Universal SARIF Integration
Pixee's Universal SARIF integration accepts findings from any security scanner that produces SARIF output. This means you are not limited to Pixee's natively integrated scanners — if your tool can export SARIF, Pixee can triage and remediate its findings. Universal SARIF is how Pixee stays scanner-agnostic: your choice of detection tools is independent of your choice of resolution platform.
This page covers the SARIF format requirements, upload methods, what metadata Pixee extracts, and the differences between Universal SARIF and native integrations.
When to Use Universal SARIF
Use Universal SARIF when:
- Your scanner is not in Pixee's native integration list
- You use a proprietary or custom-built scanner
- You aggregate findings from multiple tools through a central platform that exports SARIF
- You want to evaluate Pixee with a scanner before requesting a native integration
Use a native integration when available — native integrations extract richer metadata and provide deeper triage context than Universal SARIF.
SARIF Requirements
Pixee supports SARIF version 2.1.0. At minimum, each finding must include a ruleId, message.text, and a physicalLocation (file path and line number). Richer SARIF — particularly codeFlows with threadFlows — directly improves triage accuracy and fix quality.

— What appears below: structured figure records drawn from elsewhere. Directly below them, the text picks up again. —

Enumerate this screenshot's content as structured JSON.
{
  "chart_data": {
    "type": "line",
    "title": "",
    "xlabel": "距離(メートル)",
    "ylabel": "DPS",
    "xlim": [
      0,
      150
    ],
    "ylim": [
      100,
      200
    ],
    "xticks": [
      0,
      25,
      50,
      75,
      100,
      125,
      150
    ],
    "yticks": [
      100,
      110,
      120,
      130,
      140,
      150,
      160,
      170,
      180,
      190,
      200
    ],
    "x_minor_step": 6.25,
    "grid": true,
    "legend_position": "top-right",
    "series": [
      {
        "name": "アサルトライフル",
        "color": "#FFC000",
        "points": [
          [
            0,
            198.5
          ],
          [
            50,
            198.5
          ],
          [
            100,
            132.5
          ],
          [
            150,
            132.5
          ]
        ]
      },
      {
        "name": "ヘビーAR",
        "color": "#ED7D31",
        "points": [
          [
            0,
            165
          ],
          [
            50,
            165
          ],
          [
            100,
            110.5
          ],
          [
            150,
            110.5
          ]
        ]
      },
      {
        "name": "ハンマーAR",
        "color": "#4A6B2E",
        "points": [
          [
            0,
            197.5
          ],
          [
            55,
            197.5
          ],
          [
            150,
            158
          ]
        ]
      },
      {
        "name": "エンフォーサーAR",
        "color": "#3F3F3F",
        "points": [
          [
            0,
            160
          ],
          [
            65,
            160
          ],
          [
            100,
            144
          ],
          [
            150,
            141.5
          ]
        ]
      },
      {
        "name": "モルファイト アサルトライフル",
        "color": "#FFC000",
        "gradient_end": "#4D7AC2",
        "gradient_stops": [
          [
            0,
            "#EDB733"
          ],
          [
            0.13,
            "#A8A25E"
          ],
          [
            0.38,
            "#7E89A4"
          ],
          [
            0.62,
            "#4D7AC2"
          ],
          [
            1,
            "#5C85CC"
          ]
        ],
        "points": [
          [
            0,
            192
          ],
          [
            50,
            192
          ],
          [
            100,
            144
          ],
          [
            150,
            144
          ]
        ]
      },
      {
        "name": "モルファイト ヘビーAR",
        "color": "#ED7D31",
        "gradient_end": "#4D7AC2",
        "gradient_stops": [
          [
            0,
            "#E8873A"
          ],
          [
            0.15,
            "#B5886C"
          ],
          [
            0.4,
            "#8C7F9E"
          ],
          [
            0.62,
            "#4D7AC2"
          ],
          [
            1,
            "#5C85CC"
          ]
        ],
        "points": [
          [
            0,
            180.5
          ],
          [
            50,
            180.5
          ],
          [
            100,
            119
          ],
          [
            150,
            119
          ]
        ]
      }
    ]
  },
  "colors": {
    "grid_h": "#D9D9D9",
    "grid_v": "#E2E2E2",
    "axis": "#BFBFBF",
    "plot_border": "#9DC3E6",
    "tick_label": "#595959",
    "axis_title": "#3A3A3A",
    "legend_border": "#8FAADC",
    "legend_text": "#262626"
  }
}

For the complete field reference, required vs. optional field breakdown, dataflow quality tiers, and validation guidance, see the SARIF Reference.
Upload Methods
CI/CD Pipeline Upload
Upload SARIF as a step in your CI/CD pipeline after your scanner runs:
# Example: GitHub Actions
- name: Upload SARIF to Pixee
run: |
curl -X POST \
-H "Authorization: Bearer $PIXEE_TOKEN" \
-H "Content-Type: application/sarif+json" \
-d @results.sarif \
https://api.pixee.ai/v1/sarif/upload
Platform-Native Upload
If your scanner integrates with GitHub Code Scanning, GitLab Security Dashboard, or Azure DevOps, Pixee can ingest SARIF through the platform's native security findings API.
Manual Upload
For evaluation or one-time use, upload SARIF files through the Pixee dashboard.
What Pixee Extracts from SARIF
| SARIF Element | What Pixee Does With It |
|---|---|
ruleId | Maps to known vulnerability patterns for codemod selection |
message.text | Provides context for AI-powered triage and fix generation |
physicalLocation | Identifies the file and line to analyze and fix |
codeFlows | Enables source-to-sink exploitability analysis |
level (error/warning/note) | Informs triage prioritization |
rules[].help | Provides vulnerability description for fix context |
properties | Custom metadata (e.g., CWE, CVSS) for enriched triage |
Native vs. Universal SARIF
| Dimension | Native Integration | Universal SARIF |
|---|---|---|
| Metadata extraction | Scanner-specific handler extracts maximum context | Relies on what SARIF contains |
| Triage depth | Full exploitability analysis with scanner-aware context | Exploitability analysis with available SARIF metadata |
| Fix coverage | Scanner-specific codemod dispatchers | Generic codemod matching by rule ID and CWE |
| Setup | One-click via platform integration | SARIF upload configuration required |
| Maintenance | Pixee maintains handler compatibility | You maintain SARIF export compatibility |
Recommendation: Use native integrations when available. Use Universal SARIF for scanners without native support or for evaluation.
Supported SARIF Producers
Any scanner producing valid SARIF output works with Universal SARIF. Scanners known to produce compatible output include:
- ESLint (with SARIF formatter)
- Psalm
- PHPStan
- Bandit (Python)
- Gosec (Go)
- Brakeman (Ruby)
- Custom scanners with SARIF export
- Security platforms with SARIF aggregation (DefectDojo, GitHub Code Scanning, etc.)